PEMG-Please excuse my grammar (I have not Grammar Nazied this story yet)

The Comet

He had waited his whole life for this moment or at least it felt that way. Starting up at the sky, he felt a rush of anticipation. He had arrived at the observatory a full hour early to be sure as to not miss the comet. Not just any comet but Barnard’s Comet on its last night to be seen which, after tonight, wouldn’t be seen again for another one hundred nineteen years.

From the top of the observatory the pink and orange sky would soon be a large velvet cover, scattered with diamonds. Of course he knew that wasn’t true. The stars were hundreds of luminous balls of plasma held together by gravity. They were suns in varying phases but just for a second, he allowed himself, a sensible man, to be wrapped up in the blanket that was the sky. He had done this before, thousands of times, on the naval vessels that he called home over the years.

He had joined the Navy at just eighteen years old. Not just so he could watch the stars but to pay homage to his Grandfather who shared the same passion and was also a sailor.
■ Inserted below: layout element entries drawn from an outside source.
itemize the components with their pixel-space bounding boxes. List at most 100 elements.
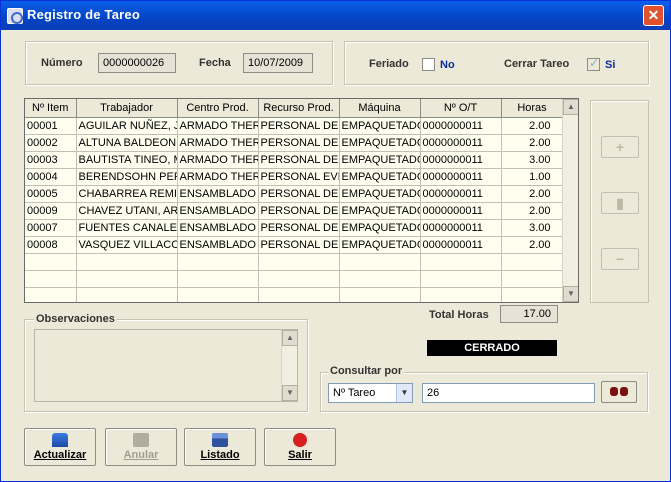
cell-trabajador[interactable]: BERENDSOHN PERE: [76, 168, 178, 186]
scroll-down-icon[interactable]: ▼: [563, 286, 578, 302]
cell-item[interactable]: 00009: [25, 202, 77, 220]
empty-cell[interactable]: [76, 270, 178, 288]
empty-cell[interactable]: [339, 287, 421, 302]
cell-horas[interactable]: 2.00: [501, 202, 564, 220]
cell-trabajador[interactable]: ALTUNA BALDEON,: [76, 134, 178, 152]
table-row[interactable]: 00008 VASQUEZ VILLACO ENSAMBLADO T PERSONAL…: [25, 236, 564, 254]
empty-cell[interactable]: [177, 253, 259, 271]
empty-cell[interactable]: [258, 270, 340, 288]
cell-ot[interactable]: 0000000011: [420, 219, 502, 237]
empty-cell[interactable]: [258, 287, 340, 302]
observaciones-textarea[interactable]: ▲ ▼: [34, 329, 298, 402]
cell-ot[interactable]: 0000000011: [420, 202, 502, 220]
cell-item[interactable]: 00007: [25, 219, 77, 237]
empty-row[interactable]: [25, 253, 564, 271]
empty-cell[interactable]: [420, 253, 502, 271]
cell-trabajador[interactable]: BAUTISTA TINEO, M: [76, 151, 178, 169]
col-header-centro[interactable]: Centro Prod.: [177, 99, 259, 118]
obs-scroll-down-icon[interactable]: ▼: [282, 385, 298, 401]
add-row-button[interactable]: +: [601, 136, 639, 158]
empty-cell[interactable]: [177, 270, 259, 288]
cell-ot[interactable]: 0000000011: [420, 117, 502, 135]
cell-maquina[interactable]: EMPAQUETADO: [339, 134, 421, 152]
cell-horas[interactable]: 3.00: [501, 151, 564, 169]
cell-centro[interactable]: ARMADO THERM: [177, 117, 259, 135]
titlebar[interactable]: Registro de Tareo ✕: [1, 1, 670, 30]
table-row[interactable]: 00001AGUILAR NUÑEZ, JOARMADO THERMPERSON…: [25, 117, 564, 135]
cell-item[interactable]: 00003: [25, 151, 77, 169]
empty-row[interactable]: [25, 287, 564, 302]
col-header-horas[interactable]: Horas: [501, 99, 564, 118]
cell-item[interactable]: 00001: [25, 117, 77, 135]
cell-recurso[interactable]: PERSONAL DE P: [258, 236, 340, 254]
cell-item[interactable]: 00005: [25, 185, 77, 203]
cell-ot[interactable]: 0000000011: [420, 134, 502, 152]
empty-cell[interactable]: [25, 253, 77, 271]
cell-centro[interactable]: ARMADO THERM: [177, 134, 259, 152]
table-row[interactable]: 00007 FUENTES CANALES ENSAMBLADO T PERSONAL…: [25, 219, 564, 237]
cell-recurso[interactable]: PERSONAL DE P: [258, 134, 340, 152]
table-row[interactable]: 00003BAUTISTA TINEO, MARMADO THERMPERSON…: [25, 151, 564, 169]
cell-ot[interactable]: 0000000011: [420, 168, 502, 186]
cell-maquina[interactable]: EMPAQUETADO: [339, 202, 421, 220]
salir-button[interactable]: Salir: [264, 428, 336, 466]
cell-horas[interactable]: 2.00: [501, 134, 564, 152]
close-button[interactable]: ✕: [643, 5, 664, 26]
empty-cell[interactable]: [501, 253, 564, 271]
consultar-select[interactable]: Nº Tareo ▼: [328, 383, 413, 403]
cell-centro[interactable]: ENSAMBLADO T: [177, 202, 259, 220]
empty-cell[interactable]: [76, 253, 178, 271]
empty-cell[interactable]: [76, 287, 178, 302]
cell-centro[interactable]: ENSAMBLADO T: [177, 219, 259, 237]
feriado-checkbox[interactable]: [422, 58, 435, 71]
table-row[interactable]: 00009 CHAVEZ UTANI, AR ENSAMBLADO T PERSONA…: [25, 202, 564, 220]
cell-recurso[interactable]: PERSONAL DE P: [258, 151, 340, 169]
cell-maquina[interactable]: EMPAQUETADO: [339, 185, 421, 203]
scroll-up-icon[interactable]: ▲: [563, 99, 578, 115]
cell-trabajador[interactable]: VASQUEZ VILLACO: [76, 236, 178, 254]
cell-horas[interactable]: 3.00: [501, 219, 564, 237]
cell-recurso[interactable]: PERSONAL DE P: [258, 185, 340, 203]
cell-maquina[interactable]: EMPAQUETADO: [339, 236, 421, 254]
obs-scroll-up-icon[interactable]: ▲: [282, 330, 298, 346]
cell-centro[interactable]: ENSAMBLADO T: [177, 185, 259, 203]
consultar-input[interactable]: 26: [422, 383, 595, 403]
cell-ot[interactable]: 0000000011: [420, 185, 502, 203]
empty-row[interactable]: [25, 270, 564, 288]
cell-recurso[interactable]: PERSONAL DE P: [258, 219, 340, 237]
col-header-item[interactable]: Nº Item: [25, 99, 77, 118]
listado-button[interactable]: Listado: [184, 428, 256, 466]
cell-recurso[interactable]: PERSONAL EVE: [258, 168, 340, 186]
chevron-down-icon[interactable]: ▼: [396, 384, 412, 402]
col-header-recurso[interactable]: Recurso Prod.: [258, 99, 340, 118]
empty-cell[interactable]: [420, 270, 502, 288]
cell-horas[interactable]: 2.00: [501, 117, 564, 135]
cell-trabajador[interactable]: FUENTES CANALES: [76, 219, 178, 237]
empty-cell[interactable]: [25, 270, 77, 288]
empty-cell[interactable]: [501, 270, 564, 288]
empty-cell[interactable]: [420, 287, 502, 302]
cell-recurso[interactable]: PERSONAL DE P: [258, 117, 340, 135]
cell-horas[interactable]: 1.00: [501, 168, 564, 186]
actualizar-button[interactable]: Actualizar: [24, 428, 96, 466]
table-row[interactable]: 00005 CHABARREA REMIG ENSAMBLADO T PERSONAL…: [25, 185, 564, 203]
search-button[interactable]: [601, 381, 637, 403]
col-header-maquina[interactable]: Máquina: [339, 99, 421, 118]
cell-trabajador[interactable]: CHABARREA REMIG: [76, 185, 178, 203]
remove-row-button[interactable]: −: [601, 248, 639, 270]
cell-maquina[interactable]: EMPAQUETADO: [339, 219, 421, 237]
cell-recurso[interactable]: PERSONAL DE P: [258, 202, 340, 220]
empty-cell[interactable]: [339, 253, 421, 271]
empty-cell[interactable]: [25, 287, 77, 302]
empty-cell[interactable]: [501, 287, 564, 302]
col-header-trabajador[interactable]: Trabajador: [76, 99, 178, 118]
cell-trabajador[interactable]: CHAVEZ UTANI, AR: [76, 202, 178, 220]
tareo-grid[interactable]: Nº Item Trabajador Centro Prod. Recurso …: [24, 98, 579, 303]
cell-ot[interactable]: 0000000011: [420, 236, 502, 254]
cell-maquina[interactable]: EMPAQUETADO: [339, 151, 421, 169]
empty-cell[interactable]: [258, 253, 340, 271]
observaciones-scrollbar[interactable]: ▲ ▼: [281, 330, 298, 401]
edit-row-button[interactable]: ▮: [601, 192, 639, 214]
cell-maquina[interactable]: EMPAQUETADO: [339, 168, 421, 186]
cell-item[interactable]: 00004: [25, 168, 77, 186]
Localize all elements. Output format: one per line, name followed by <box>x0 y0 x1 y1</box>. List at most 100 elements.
As a young child he would go to his Grandfather’s farm in upstate New York and he would show Nicholas the different constellations; Orin, the hunter, Ursa Major (the Big Dipper), Cassiopeia, the trapped Queen and Pegasus, the winged horse.

“They are all fleeting.” He had said to him as a boy. “They move around the night sky.”

“Are there any that don’t move?” Nicholas asked.

“Ah,” his grandfather smiled. “Polaris.” He pointed up with his wrinkled bare hand to the brightest star in the sky. “That is the only star that is constant. Find that star and you’ll always know where to go.”

It was true. In the navy they had taught him as a navigator to use the stars, particularly Polaris, the North Star, to find you way. Although in modern times sextants and stars were rarely used to navigate. With modern Global Positioning Systems and Electric Navigation, he rarely needed to look at the stars to find his way but every night he went you to the deck to find Polaris.

Standing on deck in the brisk sea air he would pull his coat on. Then, for some reason, he would forget to breathe with the wind whipping in his face. He barely noticed it at first but when he felt his lungs got heavy he’d force himself to take a breath, breathing in the salty sea air. Looking up he’d find Polaris in the sky just to make sure the ship was going the right way. In those moments he could feel the life in him mean something.